Dermatose en Savoie : l’abattage total contesté

Mobilisation devant la préfecture de Chambéry, 24 juillet 2025.

La procédure d’abattage total mise en œuvre en Savoie pour stopper la propagation de la dermatose nodulaire contagieuse (DNC) suscite colère et contestation. Au 28 juillet, 47 foyers d’infection étaient confirmés.

Détectée le 21 juin en Italie, la dermatose a gagné les Savoie le 29 juin. La Suisse, indemne, vaccine massivement les bovins de plusieurs cantons limitrophes : Genève, Vaud, le Valais. Transmise par les insectes, la maladie fait fi des frontières. « Les facteurs favorisant son expansion sont forts, au premier rang desquels, le réchauffement climatique, la multiplication des échanges internationaux (qui véhiculent les mouches porteuses), la fragilité de la résistance immunitaire des animaux souvent poussés par des stratégies productivistes occidentales », énoncent dans un manifeste publié le 18 juillet sur le blog de Médiapart plusieurs voix citoyennes, associatives et syndicales, dont la Confédération Paysanne et l’Œuvre d’assistance aux bêtes d’abattoirs (OABA). « Il est urgent de construire une vraie politique sanitaire basée sur l’anticipation et non la réaction. Et de mettre fin à ces abattages massifs qui traumatisent les éleveurs et la population », somme urgemment cette association dédiée à la protection des animaux de ferme.

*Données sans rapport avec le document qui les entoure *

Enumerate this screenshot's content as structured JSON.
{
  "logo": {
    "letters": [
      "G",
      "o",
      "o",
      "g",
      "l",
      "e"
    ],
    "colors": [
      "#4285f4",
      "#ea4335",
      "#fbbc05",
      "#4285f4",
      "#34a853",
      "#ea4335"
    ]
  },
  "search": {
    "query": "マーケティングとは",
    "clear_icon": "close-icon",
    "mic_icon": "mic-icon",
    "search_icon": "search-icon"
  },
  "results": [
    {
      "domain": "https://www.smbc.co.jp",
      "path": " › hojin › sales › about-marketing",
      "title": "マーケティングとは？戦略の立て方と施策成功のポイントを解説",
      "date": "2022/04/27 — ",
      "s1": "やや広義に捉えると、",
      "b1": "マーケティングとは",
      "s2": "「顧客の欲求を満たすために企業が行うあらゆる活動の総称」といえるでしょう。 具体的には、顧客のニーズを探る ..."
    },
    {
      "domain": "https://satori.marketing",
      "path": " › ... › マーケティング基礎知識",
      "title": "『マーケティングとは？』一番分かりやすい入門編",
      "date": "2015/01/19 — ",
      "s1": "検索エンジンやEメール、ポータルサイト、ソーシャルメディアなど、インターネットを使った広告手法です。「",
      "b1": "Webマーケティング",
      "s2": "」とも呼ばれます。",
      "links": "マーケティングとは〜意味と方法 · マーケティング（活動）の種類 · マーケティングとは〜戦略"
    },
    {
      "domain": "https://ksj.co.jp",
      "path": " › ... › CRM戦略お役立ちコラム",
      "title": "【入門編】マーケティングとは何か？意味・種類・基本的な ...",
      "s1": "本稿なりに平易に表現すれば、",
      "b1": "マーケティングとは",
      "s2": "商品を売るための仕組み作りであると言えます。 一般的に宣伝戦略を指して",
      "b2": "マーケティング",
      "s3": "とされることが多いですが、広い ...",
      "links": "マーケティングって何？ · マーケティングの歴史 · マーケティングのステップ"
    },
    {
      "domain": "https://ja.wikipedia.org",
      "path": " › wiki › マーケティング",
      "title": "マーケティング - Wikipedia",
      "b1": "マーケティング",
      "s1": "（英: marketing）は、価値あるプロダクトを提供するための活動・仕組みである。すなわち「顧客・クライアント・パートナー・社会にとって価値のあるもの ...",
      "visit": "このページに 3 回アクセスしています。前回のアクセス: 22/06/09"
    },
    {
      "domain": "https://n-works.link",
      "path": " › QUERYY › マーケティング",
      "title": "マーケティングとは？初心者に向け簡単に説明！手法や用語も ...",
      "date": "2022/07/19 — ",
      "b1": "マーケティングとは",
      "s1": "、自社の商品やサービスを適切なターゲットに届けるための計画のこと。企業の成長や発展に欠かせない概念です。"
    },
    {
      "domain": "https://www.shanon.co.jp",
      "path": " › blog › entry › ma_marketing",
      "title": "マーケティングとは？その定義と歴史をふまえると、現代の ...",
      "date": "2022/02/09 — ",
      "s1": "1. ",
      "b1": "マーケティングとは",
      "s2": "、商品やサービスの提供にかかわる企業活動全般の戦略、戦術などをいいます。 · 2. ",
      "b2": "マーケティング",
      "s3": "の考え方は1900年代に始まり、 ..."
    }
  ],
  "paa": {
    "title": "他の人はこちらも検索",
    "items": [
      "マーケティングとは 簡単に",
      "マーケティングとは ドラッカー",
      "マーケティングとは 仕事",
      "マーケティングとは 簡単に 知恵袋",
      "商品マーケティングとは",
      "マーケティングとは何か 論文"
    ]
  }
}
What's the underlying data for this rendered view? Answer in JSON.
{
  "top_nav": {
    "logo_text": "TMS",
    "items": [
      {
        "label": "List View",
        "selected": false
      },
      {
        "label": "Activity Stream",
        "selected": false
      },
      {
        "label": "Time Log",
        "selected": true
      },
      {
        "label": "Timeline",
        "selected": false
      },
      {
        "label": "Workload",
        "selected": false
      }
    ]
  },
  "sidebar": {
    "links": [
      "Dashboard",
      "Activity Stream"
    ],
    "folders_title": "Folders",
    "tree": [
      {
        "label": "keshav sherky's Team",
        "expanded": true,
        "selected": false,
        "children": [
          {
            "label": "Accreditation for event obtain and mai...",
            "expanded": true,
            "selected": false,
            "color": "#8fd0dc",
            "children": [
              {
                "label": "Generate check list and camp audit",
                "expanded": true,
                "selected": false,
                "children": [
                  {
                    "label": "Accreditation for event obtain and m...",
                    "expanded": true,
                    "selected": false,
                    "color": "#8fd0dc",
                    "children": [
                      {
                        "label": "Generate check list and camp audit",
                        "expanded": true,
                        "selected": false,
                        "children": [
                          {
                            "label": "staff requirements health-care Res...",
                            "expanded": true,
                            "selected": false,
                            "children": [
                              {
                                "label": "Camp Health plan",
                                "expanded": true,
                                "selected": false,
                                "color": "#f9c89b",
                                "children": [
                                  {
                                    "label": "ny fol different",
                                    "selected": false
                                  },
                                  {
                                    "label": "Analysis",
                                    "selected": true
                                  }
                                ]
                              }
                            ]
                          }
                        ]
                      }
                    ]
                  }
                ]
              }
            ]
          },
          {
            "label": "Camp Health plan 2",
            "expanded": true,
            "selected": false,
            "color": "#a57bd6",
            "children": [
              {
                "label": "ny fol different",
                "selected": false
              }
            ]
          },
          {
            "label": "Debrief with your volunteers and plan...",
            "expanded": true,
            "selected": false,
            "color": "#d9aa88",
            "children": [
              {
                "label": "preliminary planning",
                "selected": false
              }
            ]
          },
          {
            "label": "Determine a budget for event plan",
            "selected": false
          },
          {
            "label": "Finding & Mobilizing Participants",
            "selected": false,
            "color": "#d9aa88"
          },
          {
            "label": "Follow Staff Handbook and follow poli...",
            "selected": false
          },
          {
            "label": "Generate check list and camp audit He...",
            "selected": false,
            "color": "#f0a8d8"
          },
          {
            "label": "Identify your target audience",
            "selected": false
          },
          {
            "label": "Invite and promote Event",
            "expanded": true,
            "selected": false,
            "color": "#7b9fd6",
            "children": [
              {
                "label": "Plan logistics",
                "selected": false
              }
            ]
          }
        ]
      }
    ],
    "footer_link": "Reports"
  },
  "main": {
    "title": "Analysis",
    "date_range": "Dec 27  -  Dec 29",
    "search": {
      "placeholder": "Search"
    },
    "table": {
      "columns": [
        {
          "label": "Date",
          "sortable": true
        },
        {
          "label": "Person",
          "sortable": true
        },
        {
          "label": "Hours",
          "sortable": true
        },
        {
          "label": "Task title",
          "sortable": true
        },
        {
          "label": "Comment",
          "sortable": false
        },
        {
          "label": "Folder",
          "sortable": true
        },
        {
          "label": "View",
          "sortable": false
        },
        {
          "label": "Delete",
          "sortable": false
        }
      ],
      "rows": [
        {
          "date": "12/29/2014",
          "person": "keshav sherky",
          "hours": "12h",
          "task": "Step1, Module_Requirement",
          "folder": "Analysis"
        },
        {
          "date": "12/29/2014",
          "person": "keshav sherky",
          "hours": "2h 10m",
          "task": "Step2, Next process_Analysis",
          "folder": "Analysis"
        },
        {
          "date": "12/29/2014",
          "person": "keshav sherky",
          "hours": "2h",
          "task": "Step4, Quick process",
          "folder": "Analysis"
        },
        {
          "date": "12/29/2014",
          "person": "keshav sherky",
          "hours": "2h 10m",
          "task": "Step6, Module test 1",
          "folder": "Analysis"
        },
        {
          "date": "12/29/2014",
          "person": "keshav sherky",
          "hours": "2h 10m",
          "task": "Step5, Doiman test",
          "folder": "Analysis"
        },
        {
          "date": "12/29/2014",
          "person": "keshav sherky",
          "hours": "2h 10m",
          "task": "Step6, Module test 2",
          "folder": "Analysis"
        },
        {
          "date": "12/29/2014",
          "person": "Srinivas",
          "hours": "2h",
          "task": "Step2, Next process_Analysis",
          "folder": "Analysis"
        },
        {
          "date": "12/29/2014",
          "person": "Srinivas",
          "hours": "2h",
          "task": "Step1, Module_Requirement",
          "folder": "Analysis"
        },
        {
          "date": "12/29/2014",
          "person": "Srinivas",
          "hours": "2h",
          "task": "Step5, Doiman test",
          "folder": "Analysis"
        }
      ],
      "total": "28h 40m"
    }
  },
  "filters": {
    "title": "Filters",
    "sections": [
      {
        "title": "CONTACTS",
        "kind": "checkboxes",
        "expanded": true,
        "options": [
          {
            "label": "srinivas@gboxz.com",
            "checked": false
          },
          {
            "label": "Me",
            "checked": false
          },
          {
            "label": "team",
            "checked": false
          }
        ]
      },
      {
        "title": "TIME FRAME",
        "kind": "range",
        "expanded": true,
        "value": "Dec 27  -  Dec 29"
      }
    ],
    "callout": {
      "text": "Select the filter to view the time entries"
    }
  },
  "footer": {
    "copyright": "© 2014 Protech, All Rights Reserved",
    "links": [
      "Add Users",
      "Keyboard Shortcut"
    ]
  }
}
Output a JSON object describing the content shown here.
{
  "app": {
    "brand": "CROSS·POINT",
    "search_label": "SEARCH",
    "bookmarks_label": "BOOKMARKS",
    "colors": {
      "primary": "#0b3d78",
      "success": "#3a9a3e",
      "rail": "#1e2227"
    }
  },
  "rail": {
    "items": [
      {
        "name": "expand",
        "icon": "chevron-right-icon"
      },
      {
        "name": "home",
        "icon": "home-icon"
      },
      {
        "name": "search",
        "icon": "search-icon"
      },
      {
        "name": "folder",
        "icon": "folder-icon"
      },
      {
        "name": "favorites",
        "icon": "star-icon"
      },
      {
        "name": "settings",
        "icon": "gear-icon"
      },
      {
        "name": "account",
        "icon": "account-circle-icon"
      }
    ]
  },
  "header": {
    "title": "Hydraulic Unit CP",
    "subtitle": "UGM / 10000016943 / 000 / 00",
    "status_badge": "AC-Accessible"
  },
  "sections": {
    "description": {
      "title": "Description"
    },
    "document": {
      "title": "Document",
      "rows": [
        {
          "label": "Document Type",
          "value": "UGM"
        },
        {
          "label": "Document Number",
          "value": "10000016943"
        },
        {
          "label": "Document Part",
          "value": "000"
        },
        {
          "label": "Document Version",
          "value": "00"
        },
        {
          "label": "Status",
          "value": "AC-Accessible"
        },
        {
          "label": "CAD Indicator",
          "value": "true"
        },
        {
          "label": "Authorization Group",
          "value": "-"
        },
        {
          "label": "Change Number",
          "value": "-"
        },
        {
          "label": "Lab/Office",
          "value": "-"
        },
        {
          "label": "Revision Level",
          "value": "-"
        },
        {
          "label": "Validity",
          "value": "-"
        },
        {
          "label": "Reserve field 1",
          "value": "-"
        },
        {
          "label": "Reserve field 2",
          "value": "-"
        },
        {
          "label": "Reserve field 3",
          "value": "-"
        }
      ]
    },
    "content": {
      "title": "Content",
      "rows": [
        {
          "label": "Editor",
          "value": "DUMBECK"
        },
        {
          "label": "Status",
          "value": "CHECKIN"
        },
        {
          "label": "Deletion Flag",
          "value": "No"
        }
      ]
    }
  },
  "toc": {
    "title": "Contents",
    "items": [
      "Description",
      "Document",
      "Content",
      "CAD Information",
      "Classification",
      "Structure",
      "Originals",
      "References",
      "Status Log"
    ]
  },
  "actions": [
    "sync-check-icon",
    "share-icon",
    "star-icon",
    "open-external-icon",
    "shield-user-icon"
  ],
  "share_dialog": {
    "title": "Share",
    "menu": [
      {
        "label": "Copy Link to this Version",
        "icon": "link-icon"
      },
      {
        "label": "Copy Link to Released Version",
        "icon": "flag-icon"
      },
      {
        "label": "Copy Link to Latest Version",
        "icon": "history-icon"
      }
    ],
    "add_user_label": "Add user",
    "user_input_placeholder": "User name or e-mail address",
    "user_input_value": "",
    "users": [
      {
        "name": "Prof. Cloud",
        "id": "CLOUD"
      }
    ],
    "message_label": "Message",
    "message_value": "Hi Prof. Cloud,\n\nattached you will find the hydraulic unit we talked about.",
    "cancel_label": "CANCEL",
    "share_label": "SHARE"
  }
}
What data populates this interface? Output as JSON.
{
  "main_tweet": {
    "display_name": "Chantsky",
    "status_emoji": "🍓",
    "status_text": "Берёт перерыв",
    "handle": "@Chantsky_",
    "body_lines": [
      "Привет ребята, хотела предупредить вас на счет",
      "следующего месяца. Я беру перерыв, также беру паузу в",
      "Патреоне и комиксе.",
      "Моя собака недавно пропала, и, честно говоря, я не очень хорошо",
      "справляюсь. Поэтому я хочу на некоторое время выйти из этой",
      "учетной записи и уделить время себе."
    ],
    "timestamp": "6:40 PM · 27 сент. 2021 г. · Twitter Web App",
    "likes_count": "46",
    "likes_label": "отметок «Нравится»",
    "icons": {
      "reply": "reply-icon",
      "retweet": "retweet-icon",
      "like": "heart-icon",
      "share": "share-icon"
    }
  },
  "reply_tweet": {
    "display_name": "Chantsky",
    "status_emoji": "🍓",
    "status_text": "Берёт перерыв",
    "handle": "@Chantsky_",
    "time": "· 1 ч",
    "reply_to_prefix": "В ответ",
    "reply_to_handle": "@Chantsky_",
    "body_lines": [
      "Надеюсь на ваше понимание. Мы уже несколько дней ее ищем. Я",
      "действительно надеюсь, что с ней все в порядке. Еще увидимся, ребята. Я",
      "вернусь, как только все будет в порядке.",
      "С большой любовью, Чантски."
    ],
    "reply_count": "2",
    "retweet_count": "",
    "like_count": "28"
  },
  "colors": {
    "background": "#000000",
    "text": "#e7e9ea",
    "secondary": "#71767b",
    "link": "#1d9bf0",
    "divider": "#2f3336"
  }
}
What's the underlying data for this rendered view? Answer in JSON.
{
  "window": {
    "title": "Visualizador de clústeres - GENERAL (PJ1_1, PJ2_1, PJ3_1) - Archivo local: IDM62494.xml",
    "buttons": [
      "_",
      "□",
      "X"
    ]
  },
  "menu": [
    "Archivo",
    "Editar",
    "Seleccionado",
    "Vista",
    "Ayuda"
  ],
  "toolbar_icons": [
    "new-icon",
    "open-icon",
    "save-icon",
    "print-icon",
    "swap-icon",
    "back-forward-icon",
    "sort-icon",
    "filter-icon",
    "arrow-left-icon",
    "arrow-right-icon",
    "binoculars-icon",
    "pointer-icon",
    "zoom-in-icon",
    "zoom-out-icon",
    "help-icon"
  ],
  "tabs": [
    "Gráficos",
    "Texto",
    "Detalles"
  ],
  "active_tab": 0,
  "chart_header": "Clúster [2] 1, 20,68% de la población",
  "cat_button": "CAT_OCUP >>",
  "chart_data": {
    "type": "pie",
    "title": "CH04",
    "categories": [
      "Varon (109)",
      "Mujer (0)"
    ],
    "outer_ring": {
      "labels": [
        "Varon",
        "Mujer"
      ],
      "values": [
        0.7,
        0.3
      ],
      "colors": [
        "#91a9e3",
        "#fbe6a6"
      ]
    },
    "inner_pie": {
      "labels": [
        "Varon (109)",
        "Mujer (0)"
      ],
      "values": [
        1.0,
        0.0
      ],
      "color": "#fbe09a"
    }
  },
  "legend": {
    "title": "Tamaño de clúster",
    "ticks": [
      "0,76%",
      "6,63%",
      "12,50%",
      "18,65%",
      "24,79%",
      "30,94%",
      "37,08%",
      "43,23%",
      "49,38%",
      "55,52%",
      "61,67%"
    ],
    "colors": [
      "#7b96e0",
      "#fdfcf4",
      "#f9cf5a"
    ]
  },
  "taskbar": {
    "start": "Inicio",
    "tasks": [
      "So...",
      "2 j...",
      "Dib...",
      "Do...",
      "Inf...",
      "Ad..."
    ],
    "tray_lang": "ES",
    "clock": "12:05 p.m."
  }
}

Préserver le patrimoine animalier

L’abattage total imposé dans plusieurs élevages savoyards infectés suscite colère et consternation, bien au-delà du monde agricole. Cette solution administrative et étatique met en péril une identité locale, une génétique bovine propre à ce territoire fromager qu’il sera difficile de reconstruire après la destruction entière d’un troupeau. Sans parler du préjudice moral et financier. « Éradiquer un troupeau pour un cas confirmé, c’est aberrant ! », s’emporte Christian Convers, co-président de la Coordination rurale des Savoie devant les caméras de France 3. « Il faut deux générations pour avoir un troupeau de haut niveau et aujourd’hui, on n’a plus ces animaux sur le marché pour reconstruire un troupeau. » En Sardaigne, où le premier cas italien a été détecté en juin, la présidente de Région a souligné ce difficile équilibre entre solution sanitaire radicale et protection de l’identité locale. « Nous ferons tout ce qui est nécessaire pour protéger le patrimoine animalier de l’île », a assuré Alessandra Todde.

Au Pays basque, une alternative à l’abattage total

Face à la multiplication des épizooties, la prévention s’est peu à peu imposée comme un outil supplémentaire de gestion de la politique sanitaire en Europe, rappelle la sociologue Laura Martin-Meyer(1). Cela s’est traduit par la mise en place de « l’abattage de tous les animaux, même sains, situés à proximité des foyers d’infection. » Une stratégie à laquelle le Pays basque, frappé par des cas de tuberculose en janvier 2024, s’est fortement opposé, obtenant la mise en place d’un protocole expérimental dérogatoire chez Philippe et Sophie Sicre, éleveurs de gasconnes à Espès-Undurein(2). « La nature des lésions, classées C3, plaçait dès lors la ferme sous le coup de l’abattage total », explique le syndicat ELB (Euskal Herriko Laborarien Batasuna), entré en lutte aux côtés de cette famille pour obtenir des autorités la mise en place d’un « protocole de gestion alternatif permettant de sauvegarder un noyau de vaches transhumantes et de préserver la génétique. » Après une forte décapitalisation, le troupeau a été soumis pendant presque un an à des tests successifs, à intervalle régulier. « Finalement, une seule vache, la première testée positive et abattue le 18 janvier 2024 était infectée par la tuberculose bovine. Le protocole alternatif a permis de sauver une partie du troupeau : 32 vaches et 10 génisses », se réjouit le syndicat basque, proche de la Confédération paysanne. Le 12 juin dernier, ce petit troupeau préservé a pu « reprendre le chemin de la montagne pour aller passer l’été dans le Haut-Béarn. » La réussite de cette alternative à l’abattage total montre qu’il est possible de proposer des solutions humaines et acceptables aux élevages infectés.

NB

(1) « Abattages préventifs : Et si on rectifiait le tir ?», Laura Martin-Meyer. Revue Sesame-2022.

(2) Lire « Tuberculose bovine : contre l’abattage total», Grands Troupeaux Magazine N°124 mars 2025.